From words to wisdom material - chapter 4 example 2

I have some discussion notes about the workflow of From words to wisdom material - chapter 4 example 2 specially for the topic detection scenario later (decision tree/clustering).

1 - what is recommended, create a BOW and then partition it or partition the corpus and then create a BOW for each part of them?

2 - Why didn’t create the document vector model/representation over all the BOW and then partition it for another model later? is it just to clear the concept of partitioning, training set, and test set?

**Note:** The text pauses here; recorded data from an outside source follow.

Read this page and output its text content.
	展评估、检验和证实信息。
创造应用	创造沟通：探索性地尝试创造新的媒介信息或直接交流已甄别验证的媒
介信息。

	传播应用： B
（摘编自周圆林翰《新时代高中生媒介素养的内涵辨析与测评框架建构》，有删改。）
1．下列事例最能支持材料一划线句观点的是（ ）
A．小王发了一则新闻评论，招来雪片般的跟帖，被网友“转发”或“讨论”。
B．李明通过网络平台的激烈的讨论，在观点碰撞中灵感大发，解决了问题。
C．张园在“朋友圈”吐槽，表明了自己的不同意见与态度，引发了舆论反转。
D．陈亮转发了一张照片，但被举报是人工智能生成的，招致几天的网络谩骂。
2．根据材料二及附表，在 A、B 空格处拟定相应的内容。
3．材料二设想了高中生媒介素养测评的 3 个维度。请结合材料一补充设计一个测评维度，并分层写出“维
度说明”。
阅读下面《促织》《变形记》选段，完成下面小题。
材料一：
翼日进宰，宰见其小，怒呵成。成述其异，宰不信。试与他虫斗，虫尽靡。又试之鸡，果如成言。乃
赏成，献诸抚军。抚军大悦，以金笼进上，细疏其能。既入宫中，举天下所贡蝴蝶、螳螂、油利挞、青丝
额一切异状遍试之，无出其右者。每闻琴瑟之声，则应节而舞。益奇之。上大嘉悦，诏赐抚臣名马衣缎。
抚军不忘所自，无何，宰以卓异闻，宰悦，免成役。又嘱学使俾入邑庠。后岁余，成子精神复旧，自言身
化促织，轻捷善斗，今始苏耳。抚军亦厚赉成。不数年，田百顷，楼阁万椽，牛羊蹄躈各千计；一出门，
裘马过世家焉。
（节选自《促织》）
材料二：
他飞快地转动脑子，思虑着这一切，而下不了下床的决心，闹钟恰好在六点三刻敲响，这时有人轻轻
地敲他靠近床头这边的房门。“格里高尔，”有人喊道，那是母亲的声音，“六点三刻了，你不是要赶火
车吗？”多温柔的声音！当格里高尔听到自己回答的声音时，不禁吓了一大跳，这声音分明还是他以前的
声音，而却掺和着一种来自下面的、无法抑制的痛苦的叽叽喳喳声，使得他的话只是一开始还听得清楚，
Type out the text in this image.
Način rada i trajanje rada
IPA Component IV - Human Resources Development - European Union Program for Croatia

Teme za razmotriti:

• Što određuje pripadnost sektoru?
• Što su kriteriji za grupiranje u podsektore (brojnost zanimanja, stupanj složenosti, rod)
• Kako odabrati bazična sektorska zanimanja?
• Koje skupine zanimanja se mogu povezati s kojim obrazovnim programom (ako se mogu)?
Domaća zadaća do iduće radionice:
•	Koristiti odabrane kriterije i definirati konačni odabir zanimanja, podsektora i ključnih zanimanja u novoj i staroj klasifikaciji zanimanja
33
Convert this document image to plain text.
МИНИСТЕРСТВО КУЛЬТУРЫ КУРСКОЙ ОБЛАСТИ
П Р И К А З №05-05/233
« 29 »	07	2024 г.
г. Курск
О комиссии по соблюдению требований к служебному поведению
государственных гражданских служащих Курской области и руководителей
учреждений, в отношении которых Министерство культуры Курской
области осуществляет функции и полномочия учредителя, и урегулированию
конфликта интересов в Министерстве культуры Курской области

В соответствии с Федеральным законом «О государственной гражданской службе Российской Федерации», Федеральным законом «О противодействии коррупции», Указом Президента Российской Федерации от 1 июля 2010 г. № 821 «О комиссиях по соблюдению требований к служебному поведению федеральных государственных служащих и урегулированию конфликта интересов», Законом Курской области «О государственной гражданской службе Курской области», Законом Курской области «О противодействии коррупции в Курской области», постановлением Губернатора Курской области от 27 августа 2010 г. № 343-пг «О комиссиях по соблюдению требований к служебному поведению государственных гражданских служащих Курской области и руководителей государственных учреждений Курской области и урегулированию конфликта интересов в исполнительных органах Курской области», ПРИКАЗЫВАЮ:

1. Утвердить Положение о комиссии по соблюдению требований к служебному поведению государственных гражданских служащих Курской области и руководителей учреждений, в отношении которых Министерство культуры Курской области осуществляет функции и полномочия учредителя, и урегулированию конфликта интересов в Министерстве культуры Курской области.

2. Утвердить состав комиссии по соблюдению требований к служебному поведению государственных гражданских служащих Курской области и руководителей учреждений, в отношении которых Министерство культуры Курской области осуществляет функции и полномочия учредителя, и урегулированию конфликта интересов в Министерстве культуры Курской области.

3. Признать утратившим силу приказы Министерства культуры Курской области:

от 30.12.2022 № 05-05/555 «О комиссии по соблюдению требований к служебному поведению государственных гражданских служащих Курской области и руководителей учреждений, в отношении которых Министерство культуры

3 - Why didn’t create a document vector model/representation directly over the the test set and depend on a model in spite of the data-rule is known?

4 - is the document vector applier node required during the detection journey?

5 - why does use the relative frequency not the absolute frequency?

Dear Ahmed,

Please find my answers in line:

1 - what is recommended, create a BOW and then partition it or partition the corpus and then create a BOW for each part of them?
If you first create the BoW and then partition you might end up having some occurrences of words belonging to a document in the training set and some others to the test set. The recommendation is to first partition the corpus and then create the BoW for each part of them.

2- Why didn’t create the document vector model/representation over all the BOW and then partition it for another model later? is it just to clear the concept of partitioning, training set, and test set?
How would you partition the vector space? In general I would say that the workflow clears the concept of partitioning, training set, and test set. However, it depends on the use case that you want to solve. For instance, the workflow available here shows the Document Vector Adapter node used to adjust the feature space of a second set of documents to make it identical to the feature space of a first, reference set of documents.

3 - Why didn’t create a document vector model/representation directly over the the test set and depend on a model in spite of the data-rule is known?
4 - is the document vector applier node required during the detection journey?
Could you please clarify the questions and give more details, please?

5- why does use the relative frequency not the absolute frequency?
Term occurrences in long texts cannot have the same weight as in short texts. In this case, we need to normalize the term absolute frequency by the total number of words in the text. This refers to relative frequency. Relative frequency fits well text corpora with variable text length. This is the reason why we used the relative frequency in the example workflow.

Hope that helps.
Best,
Vincenzo

1 Like

3 - For the partitioned test set, why didn’t create a document vector for it directly? In other words, why did depend on the generated document vector model from the training set? the first scenario will guarantee that all words will be vectorized. the second scenario may miss some words that don’t exist in the training set.

4 - is the document vector applier node required during the topic detection workflow?

Hi @ahmed_gomaa,

3- that is because we want to evaluate how the document vector performs on unseen documents.

4- if you want to apply an algorithm to extract topics such as the Topic Extractor (Parallel LDA) it is not required to use the document vector nodes beforehand. In this case you just need the corpus of pre-processed documents.

Best,
Vincenzo

This topic was automatically closed 90 days after the last reply. New replies are no longer allowed.